- Origin: Dallas, Texas, U.S.
- Genres: Country
- Years active: 2010-2016
- Label: Nash
- Past members: Kent Bell; Kyle Gaston; Lauren Hall;

= Breaking Southwest =

Breaking Southwest was an American country music group from Dallas, Texas. The group consisted of Kent Bell (lead vocals, guitar), Kyle Gaston (vocals, guitar), and Lauren Hall (vocals, fiddle). After winning a 2015 competition held by Cumulus Media, the group released one single for Big Machine Records' Nash imprint in 2015.

==Musical career==
Breaking Southwest was founded in 2010 in Dallas, Texas.

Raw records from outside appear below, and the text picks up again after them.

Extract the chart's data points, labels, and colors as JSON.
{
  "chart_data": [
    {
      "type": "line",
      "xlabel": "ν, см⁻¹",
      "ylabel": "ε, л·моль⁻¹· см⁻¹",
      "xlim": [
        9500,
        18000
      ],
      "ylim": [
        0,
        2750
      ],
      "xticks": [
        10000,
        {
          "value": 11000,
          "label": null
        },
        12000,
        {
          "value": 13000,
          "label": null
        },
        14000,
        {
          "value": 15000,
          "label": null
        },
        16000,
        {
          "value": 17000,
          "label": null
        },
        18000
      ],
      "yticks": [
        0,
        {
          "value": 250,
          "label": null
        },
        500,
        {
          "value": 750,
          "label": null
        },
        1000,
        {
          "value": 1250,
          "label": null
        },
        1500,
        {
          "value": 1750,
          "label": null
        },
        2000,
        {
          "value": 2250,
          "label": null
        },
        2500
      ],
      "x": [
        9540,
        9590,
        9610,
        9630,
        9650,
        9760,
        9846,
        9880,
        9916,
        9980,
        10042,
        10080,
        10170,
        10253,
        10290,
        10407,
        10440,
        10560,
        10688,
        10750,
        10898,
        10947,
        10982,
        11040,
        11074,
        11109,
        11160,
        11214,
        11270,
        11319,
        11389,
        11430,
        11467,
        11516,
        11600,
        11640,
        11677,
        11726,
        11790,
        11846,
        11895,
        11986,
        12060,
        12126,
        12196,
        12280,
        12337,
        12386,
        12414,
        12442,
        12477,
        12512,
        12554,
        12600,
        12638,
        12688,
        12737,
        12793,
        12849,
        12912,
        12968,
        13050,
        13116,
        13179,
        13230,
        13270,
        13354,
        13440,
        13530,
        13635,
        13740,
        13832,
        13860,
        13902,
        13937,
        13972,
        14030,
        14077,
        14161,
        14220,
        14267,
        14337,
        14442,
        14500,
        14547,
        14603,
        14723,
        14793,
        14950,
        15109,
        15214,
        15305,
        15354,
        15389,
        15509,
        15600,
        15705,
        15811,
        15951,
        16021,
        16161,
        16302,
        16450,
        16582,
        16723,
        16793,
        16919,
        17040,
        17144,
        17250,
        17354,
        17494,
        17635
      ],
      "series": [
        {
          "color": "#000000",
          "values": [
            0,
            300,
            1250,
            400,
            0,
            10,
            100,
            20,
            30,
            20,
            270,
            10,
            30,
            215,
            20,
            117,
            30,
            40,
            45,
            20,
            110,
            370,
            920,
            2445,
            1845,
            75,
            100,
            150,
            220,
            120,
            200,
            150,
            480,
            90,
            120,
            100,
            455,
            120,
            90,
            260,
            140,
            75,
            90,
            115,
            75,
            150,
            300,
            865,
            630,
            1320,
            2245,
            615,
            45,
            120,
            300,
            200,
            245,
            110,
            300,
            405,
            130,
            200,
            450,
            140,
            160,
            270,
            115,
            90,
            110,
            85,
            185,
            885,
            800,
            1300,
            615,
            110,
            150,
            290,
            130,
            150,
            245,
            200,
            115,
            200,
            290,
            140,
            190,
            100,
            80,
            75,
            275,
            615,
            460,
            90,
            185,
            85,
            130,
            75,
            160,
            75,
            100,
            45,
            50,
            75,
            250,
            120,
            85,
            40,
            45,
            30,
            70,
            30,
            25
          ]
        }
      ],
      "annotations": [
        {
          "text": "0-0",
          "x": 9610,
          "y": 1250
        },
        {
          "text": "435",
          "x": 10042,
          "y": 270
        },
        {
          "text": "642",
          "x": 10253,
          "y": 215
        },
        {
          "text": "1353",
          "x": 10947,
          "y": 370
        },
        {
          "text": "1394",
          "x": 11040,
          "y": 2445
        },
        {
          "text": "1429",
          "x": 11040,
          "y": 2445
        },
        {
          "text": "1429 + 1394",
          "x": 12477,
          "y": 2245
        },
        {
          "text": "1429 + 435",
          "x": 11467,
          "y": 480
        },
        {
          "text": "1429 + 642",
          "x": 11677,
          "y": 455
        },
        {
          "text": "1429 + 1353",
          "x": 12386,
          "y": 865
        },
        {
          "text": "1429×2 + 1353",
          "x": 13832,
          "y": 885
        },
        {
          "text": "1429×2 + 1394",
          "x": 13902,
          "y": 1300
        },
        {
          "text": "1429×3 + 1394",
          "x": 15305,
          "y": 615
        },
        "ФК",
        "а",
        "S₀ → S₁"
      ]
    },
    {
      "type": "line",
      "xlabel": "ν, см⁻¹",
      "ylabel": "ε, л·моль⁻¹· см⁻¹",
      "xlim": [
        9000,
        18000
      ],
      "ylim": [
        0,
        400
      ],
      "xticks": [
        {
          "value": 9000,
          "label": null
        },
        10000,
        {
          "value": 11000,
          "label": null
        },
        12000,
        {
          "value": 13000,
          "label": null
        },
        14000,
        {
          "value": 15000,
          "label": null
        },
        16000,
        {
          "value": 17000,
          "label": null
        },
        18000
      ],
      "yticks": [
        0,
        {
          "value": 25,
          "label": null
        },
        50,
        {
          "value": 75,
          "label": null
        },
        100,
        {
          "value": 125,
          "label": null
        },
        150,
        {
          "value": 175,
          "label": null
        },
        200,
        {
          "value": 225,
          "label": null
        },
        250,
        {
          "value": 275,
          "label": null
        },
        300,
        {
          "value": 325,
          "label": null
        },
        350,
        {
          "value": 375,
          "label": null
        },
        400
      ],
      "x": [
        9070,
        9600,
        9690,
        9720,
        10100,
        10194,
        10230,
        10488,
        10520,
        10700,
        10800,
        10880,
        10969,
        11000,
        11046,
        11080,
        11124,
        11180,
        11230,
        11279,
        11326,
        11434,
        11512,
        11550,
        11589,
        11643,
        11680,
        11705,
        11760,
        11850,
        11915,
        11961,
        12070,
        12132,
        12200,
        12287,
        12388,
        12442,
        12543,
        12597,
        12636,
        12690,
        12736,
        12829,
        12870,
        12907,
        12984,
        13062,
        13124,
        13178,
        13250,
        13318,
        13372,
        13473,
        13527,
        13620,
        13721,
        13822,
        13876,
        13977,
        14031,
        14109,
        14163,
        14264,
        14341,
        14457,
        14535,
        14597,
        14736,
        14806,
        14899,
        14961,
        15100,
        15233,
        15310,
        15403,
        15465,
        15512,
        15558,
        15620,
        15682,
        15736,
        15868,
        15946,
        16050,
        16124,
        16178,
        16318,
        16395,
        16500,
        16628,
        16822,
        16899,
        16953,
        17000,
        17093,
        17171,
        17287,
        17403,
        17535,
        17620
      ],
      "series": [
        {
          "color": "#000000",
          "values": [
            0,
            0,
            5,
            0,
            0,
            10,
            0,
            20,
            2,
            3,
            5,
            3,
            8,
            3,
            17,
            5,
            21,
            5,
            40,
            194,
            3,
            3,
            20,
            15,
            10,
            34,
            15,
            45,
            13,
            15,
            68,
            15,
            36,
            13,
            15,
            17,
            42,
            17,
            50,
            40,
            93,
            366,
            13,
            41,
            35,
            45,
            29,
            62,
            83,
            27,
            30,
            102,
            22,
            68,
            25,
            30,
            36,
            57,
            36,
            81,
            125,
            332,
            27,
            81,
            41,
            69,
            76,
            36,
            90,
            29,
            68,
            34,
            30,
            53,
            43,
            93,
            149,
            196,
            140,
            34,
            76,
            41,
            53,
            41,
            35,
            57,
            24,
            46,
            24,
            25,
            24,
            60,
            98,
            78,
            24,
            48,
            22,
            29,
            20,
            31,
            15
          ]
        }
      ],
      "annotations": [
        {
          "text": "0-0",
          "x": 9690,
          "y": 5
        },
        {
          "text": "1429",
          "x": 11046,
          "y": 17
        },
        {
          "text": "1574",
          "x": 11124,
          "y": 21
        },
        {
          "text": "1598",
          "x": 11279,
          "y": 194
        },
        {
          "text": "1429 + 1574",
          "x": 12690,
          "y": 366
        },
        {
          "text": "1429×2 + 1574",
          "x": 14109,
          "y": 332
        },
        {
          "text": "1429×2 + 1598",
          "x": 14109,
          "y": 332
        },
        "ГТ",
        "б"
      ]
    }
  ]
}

Vocalists and guitarists Kyle Gaston and Kent Bell met through a mutual friend and began performing together throughout the state, with fiddle player and vocalist Lauren Hall joining them in 2014. A year later, they entered the NASH Next competition, a battle of the bands held by Cumulus Media and Big Machine Records at the former Wildhorse Saloon in Nashville, Tennessee. After winning the competition, the trio was signed to Big Machine's Nash imprint.

Their only release for Nash was "Ghost Town", written by Jonathan Singleton and Josh Thompson and produced by Julian Raymond. The song charted for eight weeks on Billboard Country Airplay, peaking at number 52. They also recorded the track "Rubber on This Road" for the soundtrack of NASCAR '15.